Si quelqu’un venait près de moi
Me vanter sa tendresse,
Un autre avec délicatesse
Me disait : Lorsque je vous vois,
Je sens un certain je ne sais qu’est-ce,
Je sens un certain je ne sais quoi.
Air : L’amour me fait, lon lan la
Gracieusement
Un autre plus timide
S’en venait poliment
Me dire : Belle Armide,
Soulagez mon tourment ;
L’Amour me fait,
Lon lan la,
L’Amour me fait mourir.
Que je suis bien punie ! Il faut justement, parce que je haïs Renaud, qu’il ne fasse point cas de moi.
Air : Ton himeur est, Cathereine
Mais tandis qu’à mes doux charmes
Tant de guerriers à la fois
Cherchent à rendre les armes,
Et se soumettre à mes lois ;
De Renaud, vois, je te prie,
Les impertinents rebuts :
En colère.
Il prétend, je crois, ma mie,
Prendre avec moi le dessus.
Air : L’amour la nuit et le jour
Ah ! ce qui plus, ma foi,
Excite ma colère,
C’est qu’il est, je le voi,
Dans l’âge où l’on peut faire
L’amour,
La nuit et le jour.
sidonie
Air : De son lan la, landerirette
Bon ! quoiqu’à votre victoire
Il manque encor celui-là,
Plus d’un tente cette gloire,
C’est à qui s’empressera
De vous aimer, landerirette,
De vous aimer, de vous charmer.
En effet, celui qui ne sait pas profiter de l’occasion quand elle se présente est un benêt.
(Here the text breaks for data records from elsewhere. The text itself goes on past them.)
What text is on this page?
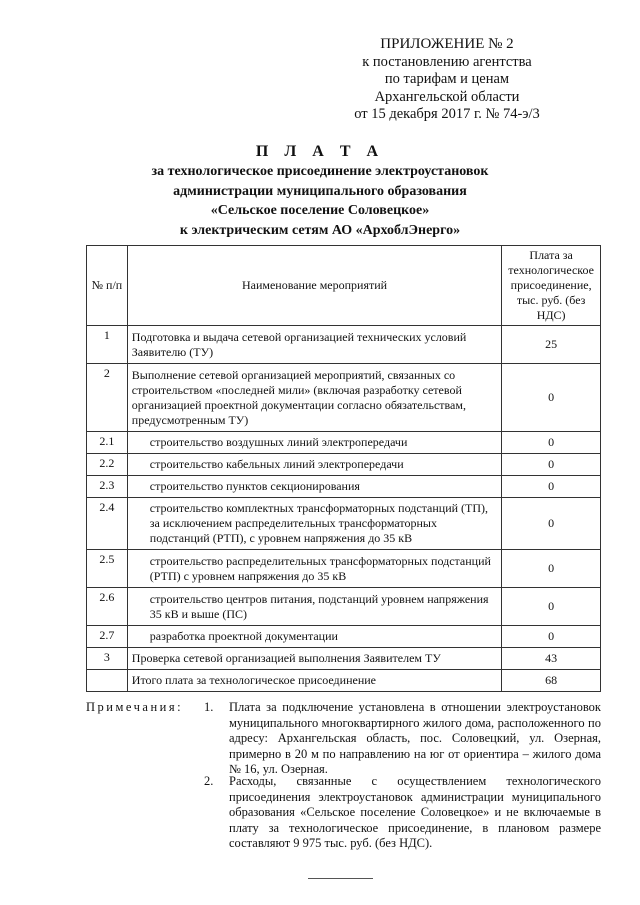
ПРИЛОЖЕНИЕ № 2
к постановлению агентства
по тарифам и ценам
Архангельской области
от 15 декабря 2017 г. № 74-э/3
П Л А Т А
за технологическое присоединение электроустановок
администрации муниципального образования
«Сельское поселение Соловецкое»
к электрическим сетям АО «АрхоблЭнерго»
№ п/п	Наименование мероприятий	Плата за технологическое присоединение, тыс. руб. (без НДС)
1	Подготовка и выдача сетевой организацией технических условий Заявителю (ТУ)	25
2	Выполнение сетевой организацией мероприятий, связанных со строительством «последней мили» (включая разработку сетевой организацией проектной документации согласно обязательствам, предусмотренным ТУ)	0
2.1	строительство воздушных линий электропередачи	0
2.2	строительство кабельных линий электропередачи	0
2.3	строительство пунктов секционирования	0
2.4	строительство комплектных трансформаторных подстанций (ТП), за исключением распределительных трансформаторных подстанций (РТП), с уровнем напряжения до 35 кВ	0
2.5	строительство распределительных трансформаторных подстанций (РТП) с уровнем напряжения до 35 кВ	0
2.6	строительство центров питания, подстанций уровнем напряжения 35 кВ и выше (ПС)	0
2.7	разработка проектной документации	0
3	Проверка сетевой организацией выполнения Заявителем ТУ	43
	Итого плата за технологическое присоединение	68
Примечания: 1. Плата за подключение установлена в отношении электроустановок муниципального многоквартирного жилого дома, расположенного по адресу: Архангельская область, пос. Соловецкий, ул. Озерная, примерно в 20 м по направлению на юг от ориентира – жилого дома № 16, ул. Озерная.
2. Расходы, связанные с осуществлением технологического присоединения электроустановок администрации муниципального образования «Сельское поселение Соловецкое» и не включаемые в плату за технологическое присоединение, в плановом размере составляют 9 975 тыс. руб. (без НДС).
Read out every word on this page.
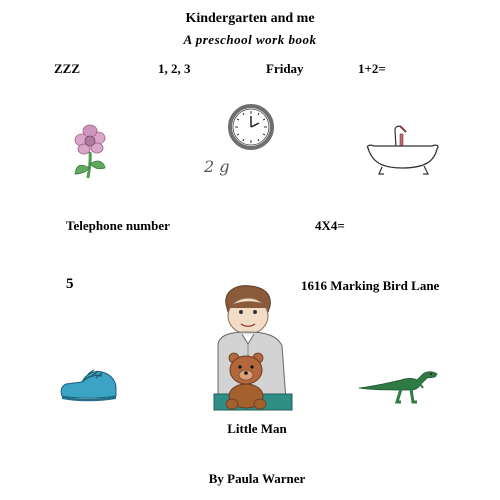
Kindergarten and me
A preschool work book
ZZZ	1, 2, 3	Friday	1+2=
2 g
Telephone number	4X4=
5	1616 Marking Bird Lane
Little Man
By Paula Warner
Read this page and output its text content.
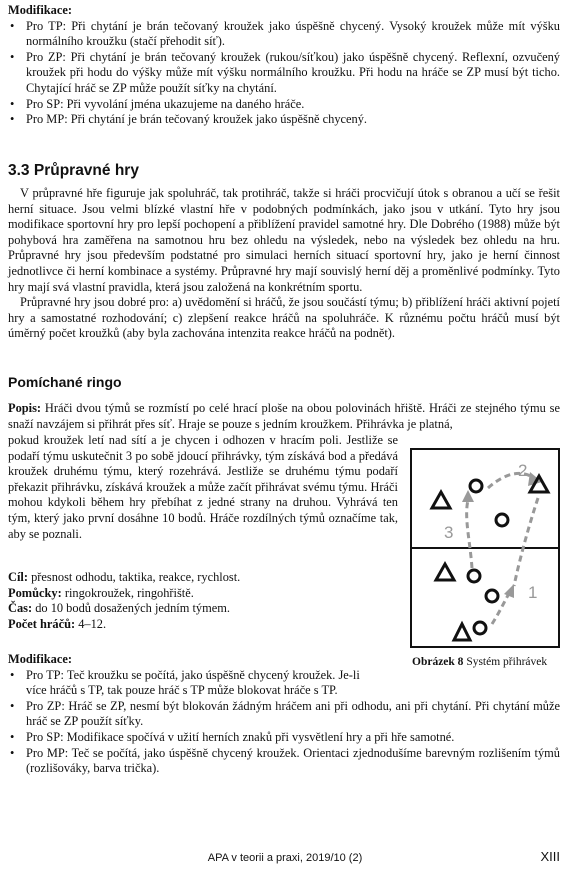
Modifikace:
• Pro TP: Při chytání je brán tečovaný kroužek jako úspěšně chycený. Vysoký kroužek může mít výšku normálního kroužku (stačí přehodit síť).
• Pro ZP: Při chytání je brán tečovaný kroužek (rukou/síťkou) jako úspěšně chycený. Reflexní, ozvučený kroužek při hodu do výšky může mít výšku normálního kroužku. Při hodu na hráče se ZP musí být ticho. Chytající hráč se ZP může použít síťky na chytání.
• Pro SP: Při vyvolání jména ukazujeme na daného hráče.
• Pro MP: Při chytání je brán tečovaný kroužek jako úspěšně chycený.
3.3 Průpravné hry

V průpravné hře figuruje jak spoluhráč, tak protihráč, takže si hráči procvičují útok s obranou a učí se řešit herní situace. Jsou velmi blízké vlastní hře v podobných podmínkách, jako jsou v utkání. Tyto hry jsou modifikace sportovní hry pro lepší pochopení a přiblížení pravidel samotné hry. Dle Dobrého (1988) může být pohybová hra zaměřena na samotnou hru bez ohledu na výsledek, nebo na výsledek bez ohledu na hru. Průpravné hry jsou především podstatné pro simulaci herních situací sportovní hry, jako je herní činnost jednotlivce či herní kombinace a systémy. Průpravné hry mají souvislý herní děj a proměnlivé podmínky. Tyto hry mají svá vlastní pravidla, která jsou založená na konkrétním sportu.

Průpravné hry jsou dobré pro: a) uvědomění si hráčů, že jsou součástí týmu; b) přiblížení hráči aktivní pojetí hry a samostatné rozhodování; c) zlepšení reakce hráčů na spoluhráče. K různému počtu hráčů musí být úměrný počet kroužků (aby byla zachována intenzita reakce hráčů na podnět).

Pomíchané ringo

Popis: Hráči dvou týmů se rozmístí po celé hrací ploše na obou polovinách hřiště. Hráči ze stejného týmu se snaží navzájem si přihrát přes síť. Hraje se pouze s jedním kroužkem. Přihrávka je platná,

pokud kroužek letí nad sítí a je chycen i odhozen v hracím poli. Jestliže se podaří týmu uskutečnit 3 po sobě jdoucí přihrávky, tým získává bod a předává kroužek druhému týmu, který rozehrává. Jestliže se druhému týmu podaří překazit přihrávku, získává kroužek a může začít přihrávat svému týmu. Hráči mohou kdykoli během hry přebíhat z jedné strany na druhou. Vyhrává ten tým, který jako první dosáhne 10 bodů. Hráče rozdílných týmů označíme tak, aby se poznali.

Cíl: přesnost odhodu, taktika, reakce, rychlost.
Pomůcky: ringokroužek, ringohřiště.
Čas: do 10 bodů dosažených jedním týmem.
Počet hráčů: 4–12.
Modifikace:
• Pro TP: Teč kroužku se počítá, jako úspěšně chycený kroužek. Je-li
více hráčů s TP, tak pouze hráč s TP může blokovat hráče s TP.
• Pro ZP: Hráč se ZP, nesmí být blokován žádným hráčem ani při odhodu, ani při chytání. Při chytání může hráč se ZP použít síťky.
• Pro SP: Modifikace spočívá v užití herních znaků při vysvětlení hry a při hře samotné.
• Pro MP: Teč se počítá, jako úspěšně chycený kroužek. Orientaci zjednodušíme barevným rozlišením týmů (rozlišováky, barva trička).
2
3
1
Obrázek 8 Systém přihrávek
APA v teorii a praxi, 2019/10 (2)	XIII
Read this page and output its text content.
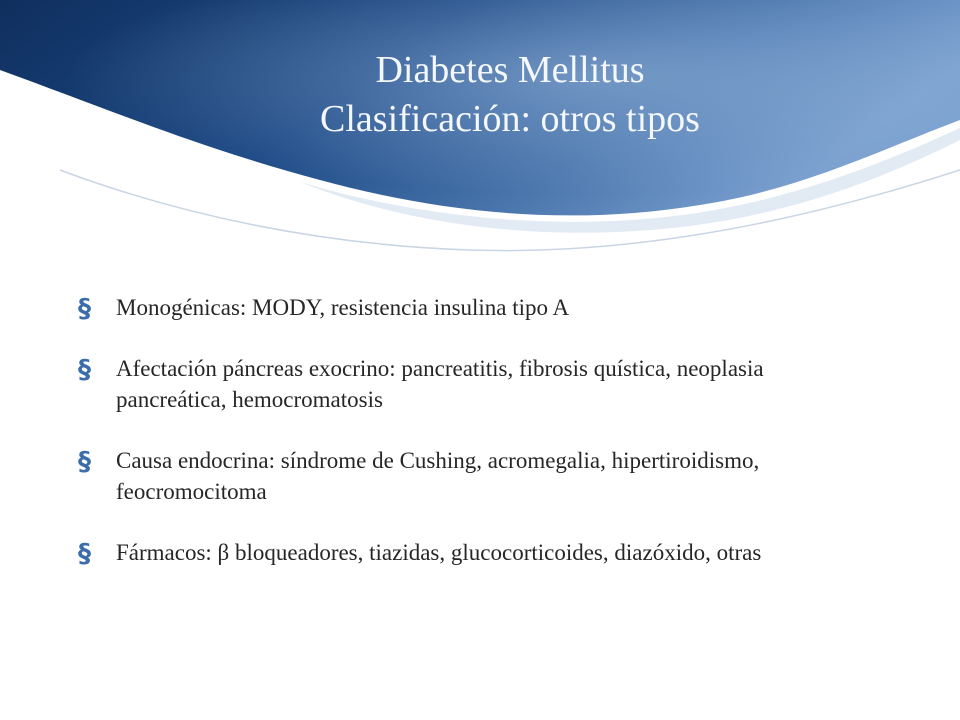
Diabetes Mellitus
Clasificación: otros tipos
§ Monogénicas: MODY, resistencia insulina tipo A
§ Afectación páncreas exocrino: pancreatitis, fibrosis quística, neoplasia pancreática, hemocromatosis
§ Causa endocrina: síndrome de Cushing, acromegalia, hipertiroidismo, feocromocitoma
§ Fármacos: β bloqueadores, tiazidas, glucocorticoides, diazóxido, otras
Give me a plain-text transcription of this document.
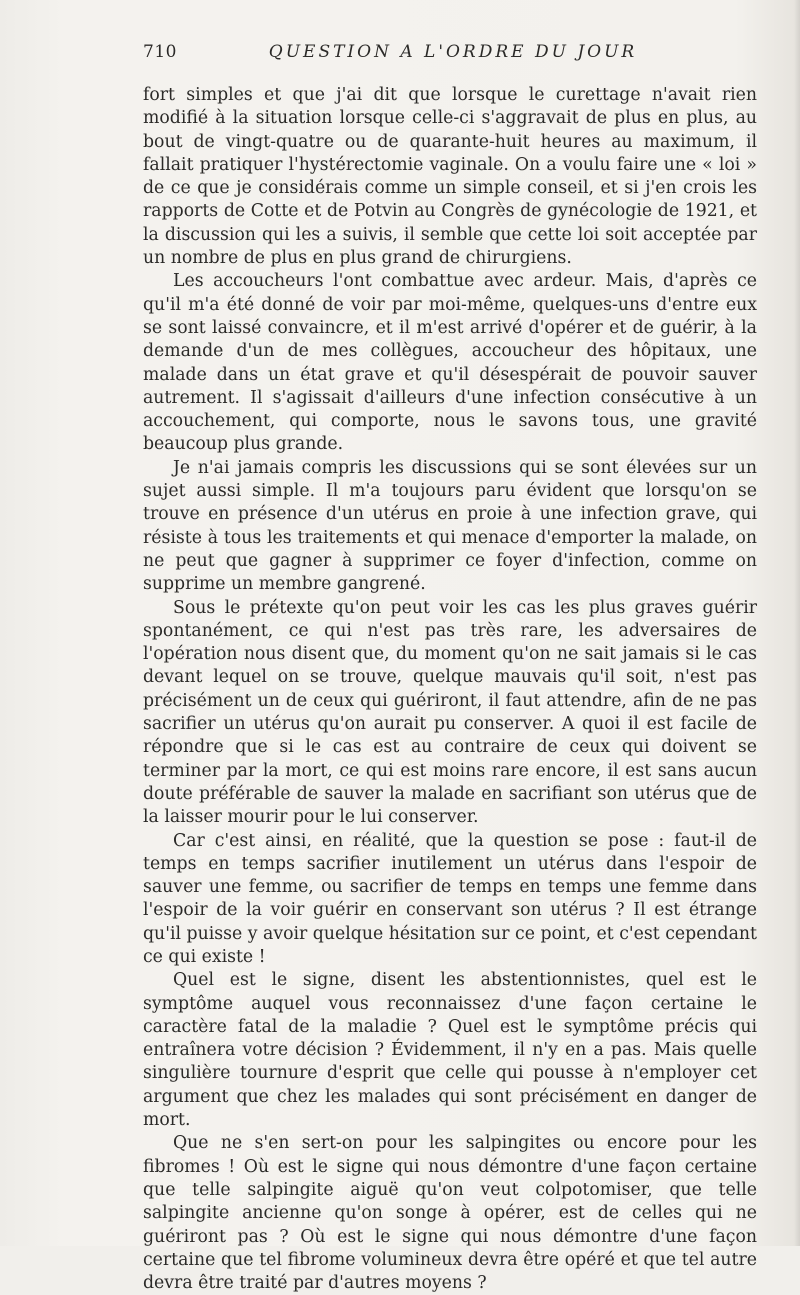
710	QUESTION A L'ORDRE DU JOUR

fort simples et que j'ai dit que lorsque le curettage n'avait rien modifié à la situation lorsque celle-ci s'aggravait de plus en plus, au bout de vingt-quatre ou de quarante-huit heures au maximum, il fallait pratiquer l'hystérectomie vaginale. On a voulu faire une « loi » de ce que je considérais comme un simple conseil, et si j'en crois les rapports de Cotte et de Potvin au Congrès de gynécologie de 1921, et la discussion qui les a suivis, il semble que cette loi soit acceptée par un nombre de plus en plus grand de chirurgiens.

Les accoucheurs l'ont combattue avec ardeur. Mais, d'après ce qu'il m'a été donné de voir par moi-même, quelques-uns d'entre eux se sont laissé convaincre, et il m'est arrivé d'opérer et de guérir, à la demande d'un de mes collègues, accoucheur des hôpitaux, une malade dans un état grave et qu'il désespérait de pouvoir sauver autrement. Il s'agissait d'ailleurs d'une infection consécutive à un accouchement, qui comporte, nous le savons tous, une gravité beaucoup plus grande.

Je n'ai jamais compris les discussions qui se sont élevées sur un sujet aussi simple. Il m'a toujours paru évident que lorsqu'on se trouve en présence d'un utérus en proie à une infection grave, qui résiste à tous les traitements et qui menace d'emporter la malade, on ne peut que gagner à supprimer ce foyer d'infection, comme on supprime un membre gangrené.

Sous le prétexte qu'on peut voir les cas les plus graves guérir spontanément, ce qui n'est pas très rare, les adversaires de l'opération nous disent que, du moment qu'on ne sait jamais si le cas devant lequel on se trouve, quelque mauvais qu'il soit, n'est pas précisément un de ceux qui guériront, il faut attendre, afin de ne pas sacrifier un utérus qu'on aurait pu conserver. A quoi il est facile de répondre que si le cas est au contraire de ceux qui doivent se terminer par la mort, ce qui est moins rare encore, il est sans aucun doute préférable de sauver la malade en sacrifiant son utérus que de la laisser mourir pour le lui conserver.

Car c'est ainsi, en réalité, que la question se pose : faut-il de temps en temps sacrifier inutilement un utérus dans l'espoir de sauver une femme, ou sacrifier de temps en temps une femme dans l'espoir de la voir guérir en conservant son utérus ? Il est étrange qu'il puisse y avoir quelque hésitation sur ce point, et c'est cependant ce qui existe !

Quel est le signe, disent les abstentionnistes, quel est le symptôme auquel vous reconnaissez d'une façon certaine le caractère fatal de la maladie ? Quel est le symptôme précis qui entraînera votre décision ? Évidemment, il n'y en a pas. Mais quelle singulière tournure d'esprit que celle qui pousse à n'employer cet argument que chez les malades qui sont précisément en danger de mort.

Que ne s'en sert-on pour les salpingites ou encore pour les fibromes ! Où est le signe qui nous démontre d'une façon certaine que telle salpingite aiguë qu'on veut colpotomiser, que telle salpingite ancienne qu'on songe à opérer, est de celles qui ne guériront pas ? Où est le signe qui nous démontre d'une façon certaine que tel fibrome volumineux devra être opéré et que tel autre devra être traité par d'autres moyens ?
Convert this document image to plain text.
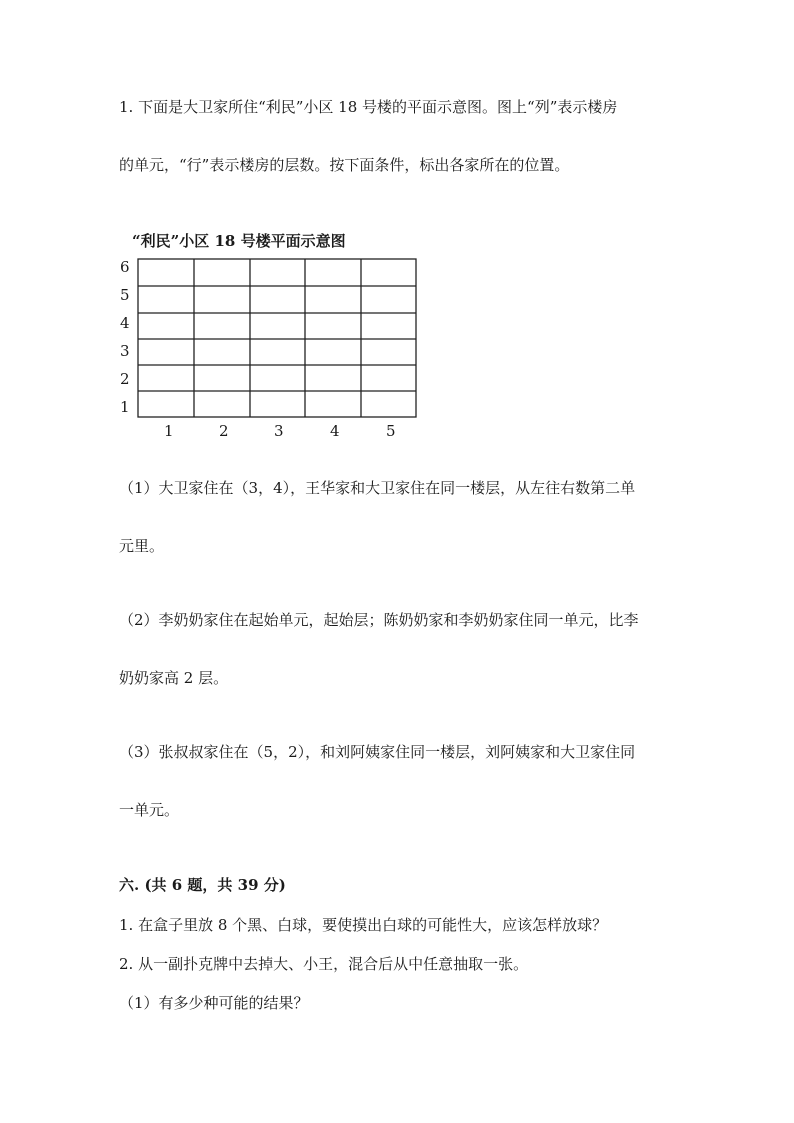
1. 下面是大卫家所住“利民”小区 18 号楼的平面示意图。图上“列”表示楼房
的单元，“行”表示楼房的层数。按下面条件，标出各家所在的位置。
“利民”小区 18 号楼平面示意图
6
5
4
3
2
1
1	2	3	4	5
（1）大卫家住在（3，4），王华家和大卫家住在同一楼层，从左往右数第二单
元里。
（2）李奶奶家住在起始单元，起始层；陈奶奶家和李奶奶家住同一单元，比李
奶奶家高 2 层。
（3）张叔叔家住在（5，2），和刘阿姨家住同一楼层，刘阿姨家和大卫家住同
一单元。
六. (共 6 题，共 39 分)
1. 在盒子里放 8 个黑、白球，要使摸出白球的可能性大，应该怎样放球？
2. 从一副扑克牌中去掉大、小王，混合后从中任意抽取一张。
（1）有多少种可能的结果？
Air : Quand le péril est agréable
Qu’on doit aussitôt méconnaître,
Et même oublier promptement.
Souvent l’amant le plus charmant,
Ne tarde guère à l’être.
armide, avec agitation
Un songe affreux m’épouvante, et me met tout hors de moi. Ah ! j’ai crû voir le perfide l’épée à la main.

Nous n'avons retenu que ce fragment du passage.